When you build a bridge, you insist that it can carry 30,000 pounds, but you only drive 10,000-pound trucks across it. And that same principle works in investing.
[W]e think the very term 'value investing' is redundant. What is 'investing' if it is not the act of seeking value at least sufficient to justify the amount paid? Consciously paying more for a stock than its calculated value -- in the hope that it can soon be sold for a still-higher price -- should be labeled speculation (which is neither illegal, immoral nor -- in our view -- financially fattening).
I spend twelve hours a week - a little over 10% of my waking hours - playing the game. Now I am trying to figure out how to get by on less sleep in order to fit in a few more hands.
At Berkshire, I both initiate and monitor every derivatives contract on our books ... If Berkshire ever gets in trouble, it will be my fault. It will not be because of the misjudgments made by a risk committee or chief risk officer.

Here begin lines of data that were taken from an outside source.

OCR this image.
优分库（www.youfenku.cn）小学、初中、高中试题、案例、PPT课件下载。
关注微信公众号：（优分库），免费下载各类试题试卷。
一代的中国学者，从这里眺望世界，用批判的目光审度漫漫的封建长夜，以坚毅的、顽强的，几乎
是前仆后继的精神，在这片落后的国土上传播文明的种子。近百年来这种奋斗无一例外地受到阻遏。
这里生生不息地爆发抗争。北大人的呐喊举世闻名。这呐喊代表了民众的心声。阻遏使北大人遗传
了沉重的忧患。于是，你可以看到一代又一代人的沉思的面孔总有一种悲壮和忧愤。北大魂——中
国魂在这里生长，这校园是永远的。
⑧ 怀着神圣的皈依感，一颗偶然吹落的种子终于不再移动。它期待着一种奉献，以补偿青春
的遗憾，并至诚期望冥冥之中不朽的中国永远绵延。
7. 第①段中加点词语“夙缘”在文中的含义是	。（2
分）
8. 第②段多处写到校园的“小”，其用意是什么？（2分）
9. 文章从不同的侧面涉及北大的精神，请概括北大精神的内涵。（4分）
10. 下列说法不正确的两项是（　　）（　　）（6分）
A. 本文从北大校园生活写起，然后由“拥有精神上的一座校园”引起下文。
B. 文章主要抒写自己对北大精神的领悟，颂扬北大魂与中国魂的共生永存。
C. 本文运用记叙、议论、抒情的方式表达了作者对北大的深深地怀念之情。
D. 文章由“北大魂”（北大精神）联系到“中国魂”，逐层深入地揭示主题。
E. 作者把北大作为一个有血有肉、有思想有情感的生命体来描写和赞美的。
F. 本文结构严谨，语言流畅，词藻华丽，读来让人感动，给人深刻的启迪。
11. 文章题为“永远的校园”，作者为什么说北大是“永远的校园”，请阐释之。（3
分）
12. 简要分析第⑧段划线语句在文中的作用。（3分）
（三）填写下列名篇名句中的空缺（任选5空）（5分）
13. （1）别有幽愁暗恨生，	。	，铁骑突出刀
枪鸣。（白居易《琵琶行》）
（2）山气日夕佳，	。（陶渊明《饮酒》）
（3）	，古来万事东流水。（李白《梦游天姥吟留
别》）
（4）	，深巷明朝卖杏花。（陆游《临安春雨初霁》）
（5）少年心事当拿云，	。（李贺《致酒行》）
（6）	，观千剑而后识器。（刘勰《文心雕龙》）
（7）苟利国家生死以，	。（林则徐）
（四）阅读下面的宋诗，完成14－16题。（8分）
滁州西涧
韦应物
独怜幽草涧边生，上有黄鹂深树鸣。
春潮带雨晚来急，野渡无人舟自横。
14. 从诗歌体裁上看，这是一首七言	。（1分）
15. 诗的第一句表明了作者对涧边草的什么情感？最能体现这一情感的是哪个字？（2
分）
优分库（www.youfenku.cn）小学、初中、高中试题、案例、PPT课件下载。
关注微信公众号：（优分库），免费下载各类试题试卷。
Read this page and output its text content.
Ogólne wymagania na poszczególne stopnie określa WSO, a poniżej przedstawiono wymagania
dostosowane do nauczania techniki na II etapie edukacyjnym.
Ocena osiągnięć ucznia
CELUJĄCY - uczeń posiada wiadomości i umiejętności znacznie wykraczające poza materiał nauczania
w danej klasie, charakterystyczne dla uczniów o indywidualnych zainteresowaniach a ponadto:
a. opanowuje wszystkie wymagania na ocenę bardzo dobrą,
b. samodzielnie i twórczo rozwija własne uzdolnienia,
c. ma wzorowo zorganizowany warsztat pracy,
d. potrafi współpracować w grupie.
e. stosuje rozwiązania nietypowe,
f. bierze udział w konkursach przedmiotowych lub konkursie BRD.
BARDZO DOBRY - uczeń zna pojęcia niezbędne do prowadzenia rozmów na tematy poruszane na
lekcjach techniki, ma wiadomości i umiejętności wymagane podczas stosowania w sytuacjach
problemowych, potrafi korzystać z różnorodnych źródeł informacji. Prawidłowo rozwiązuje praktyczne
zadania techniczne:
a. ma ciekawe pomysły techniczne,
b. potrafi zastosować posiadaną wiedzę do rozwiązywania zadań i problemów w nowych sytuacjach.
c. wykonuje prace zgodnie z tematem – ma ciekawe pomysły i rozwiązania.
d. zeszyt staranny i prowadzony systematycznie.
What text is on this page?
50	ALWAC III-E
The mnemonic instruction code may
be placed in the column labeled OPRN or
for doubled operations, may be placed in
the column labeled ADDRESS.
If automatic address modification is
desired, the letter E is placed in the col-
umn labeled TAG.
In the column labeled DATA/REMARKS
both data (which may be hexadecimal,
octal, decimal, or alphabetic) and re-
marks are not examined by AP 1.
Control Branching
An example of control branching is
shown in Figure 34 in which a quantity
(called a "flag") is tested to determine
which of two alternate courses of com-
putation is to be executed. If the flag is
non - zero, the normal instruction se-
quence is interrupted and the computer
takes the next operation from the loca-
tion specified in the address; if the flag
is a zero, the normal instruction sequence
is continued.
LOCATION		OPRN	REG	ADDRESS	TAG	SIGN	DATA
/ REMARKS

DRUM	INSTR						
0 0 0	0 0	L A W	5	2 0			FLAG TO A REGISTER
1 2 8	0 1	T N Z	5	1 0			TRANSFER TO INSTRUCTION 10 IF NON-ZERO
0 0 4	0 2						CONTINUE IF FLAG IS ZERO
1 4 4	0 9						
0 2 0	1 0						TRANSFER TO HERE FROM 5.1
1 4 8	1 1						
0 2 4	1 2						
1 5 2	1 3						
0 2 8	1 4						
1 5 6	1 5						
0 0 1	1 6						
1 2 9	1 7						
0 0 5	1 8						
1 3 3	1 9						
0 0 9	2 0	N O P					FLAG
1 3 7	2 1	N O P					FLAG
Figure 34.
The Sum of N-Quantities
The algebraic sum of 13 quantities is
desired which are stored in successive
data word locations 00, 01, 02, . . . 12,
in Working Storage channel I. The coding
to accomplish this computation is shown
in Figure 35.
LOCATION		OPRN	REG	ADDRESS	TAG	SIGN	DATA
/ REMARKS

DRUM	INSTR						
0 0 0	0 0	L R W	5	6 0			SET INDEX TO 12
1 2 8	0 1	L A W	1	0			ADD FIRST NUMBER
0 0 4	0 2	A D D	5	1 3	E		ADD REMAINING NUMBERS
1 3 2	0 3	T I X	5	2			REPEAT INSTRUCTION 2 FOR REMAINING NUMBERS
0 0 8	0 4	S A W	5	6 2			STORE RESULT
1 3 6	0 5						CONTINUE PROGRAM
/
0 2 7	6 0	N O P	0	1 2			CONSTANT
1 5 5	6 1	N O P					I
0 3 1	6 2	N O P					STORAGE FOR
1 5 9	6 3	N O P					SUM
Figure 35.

Risk comes from not knowing what you are doing so wide diversification is only required when investors are ignorant. You only have to do a very few things in your life so long as you don't do too many things wrong.
The true investor welcomes volatility ... a wildly fluctuating market means that irrationally low prices will periodically be attached to solid businesses.
If you invested in a very low cost index fund - where you don't put the money in at one time, but average in over 10 years -you'll do better than 90% of people who start investing at the same time.
The big question about how people behave is whether they've got an Inner Scorecard or an Outer Scorecard. It helps if you can be satisfied with an Inner Scorecard.
I always say that in investing you want to buy stock in a company that has a business that's so good that an idiot can run it, because sooner or later one will. We have a country like that.